Tribal-Representation Issue Heads to High Court

     WASHINGTON (CN) – The Supreme Court agreed Monday to decide whether tribal court convictions support charging someone as a habitual offender in state or federal courts.
     Michael Bryant Jr. has a history of beating up girlfriends, as documented in two tribal court convictions for domestic violence that earned him time in prison.
     Bryant did not have legal representation in either tribal case, however, a circumstance that is completely legal under sovereign tribal law but blatantly unconstitutional in U.S. courts.
     So when federal prosecutors indicted Bryant on two counts of domestic assault with habitual-offender enhancements for assaulting two different live-in girlfriends, Bryant demanded the charges be dismissed.
     Bryant pointed out the using his tribal court convictions to prove his habitual-offender status violated both his Fifth and Sixth Amendment rights, since he was not appointed counsel in those proceedings.
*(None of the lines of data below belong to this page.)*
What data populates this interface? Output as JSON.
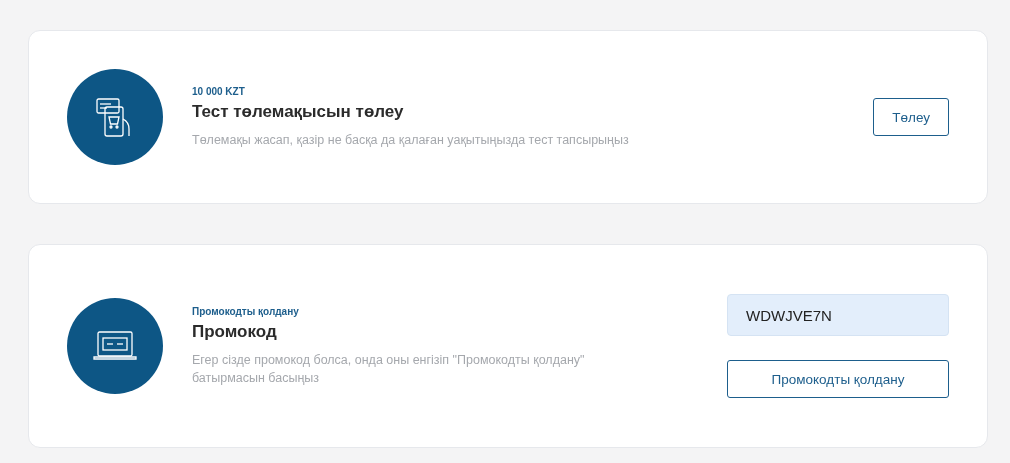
{
  "cards": [
    {
      "kind": "payment",
      "eyebrow": "10 000 KZT",
      "title": "Тест төлемақысын төлеу",
      "description": "Төлемақы жасап, қазір не басқа да қалаған уақытыңызда тест тапсырыңыз",
      "button": "Төлеу"
    },
    {
      "kind": "promo",
      "eyebrow": "Промокодты қолдану",
      "title": "Промокод",
      "description": "Егер сізде промокод болса, онда оны енгізіп \"Промокодты қолдану\" батырмасын басыңыз",
      "field_value": "WDWJVE7N",
      "button": "Промокодты қолдану"
    }
  ]
}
     The government admitted that Bryant’s tribal court convictions would have been unconstitutional if obtained in a federal or state court, but the trial court denied Bryant’s request in an oral ruling.
     The Ninth Circuit reversed in September 2014, citing two past decisions in which the federal appeals court held that state and federal courts cannot rely on unrepresented tribal court convictions.
     Writing for a three-judge panel last year, Judge Richard Paez noted that both the Eighth and the 10th Circuits have ruled otherwise in recent years, but points to the “continued vitality” of the Ninth Circuit precedent.
     In a concurring opinion, Judge Paul Watford said that the Supreme Court has chipped away at the reasoning in the first case – 1989’s U.S. v. Ant.
     “It’s true that Michael Bryant’s prior domestic abuse convictions would have been obtained in violation of the Sixth Amendment had he been tried in state or federal court, since he lacked appointed counsel and appears to have received a term of imprisonment following those convictions,” Watford wrote. “But the fact remains that his prior convictions were not obtained in violation of the Sixth Amendment because they occurred in tribal court, where the Sixth Amendment doesn’t apply. It seems odd to say that a conviction untainted by a violation of the Sixth Amendment triggers a violation of that same amendment when it’s used in a subsequent case where the defendant’s right to appointed counsel is fully respected. As the Tenth Circuit stated, ‘Use of tribal convictions in a subsequent prosecution cannot violate anew the Sixth Amendment, because the Sixth Amendment was never violated in the first instance.’ The contrary rule we adopted in Ant would make sense if uncounseled convictions were deemed insufficiently reliable to warrant giving them any weight in subsequent criminal proceedings. But, as I’ve noted, the Supreme Court undercuts the proposition that uncounseled convictions are categorically unreliable.”
     Watford said the “resulting asymmetry is striking,” and called on the Supreme Court to intervene.
     But he added that he felt comfortable in refusing to recognize the validity of Bryant’s tribal convictions “because of concerns over the reliability of those convictions.”
     The Supreme Court granted the U.S. government a writ of certiorari in Bryant’s case Monday.
     Per its custom, the court did not issue any comment on the case, except to grant Bryant leave to proceed in forma pauperis.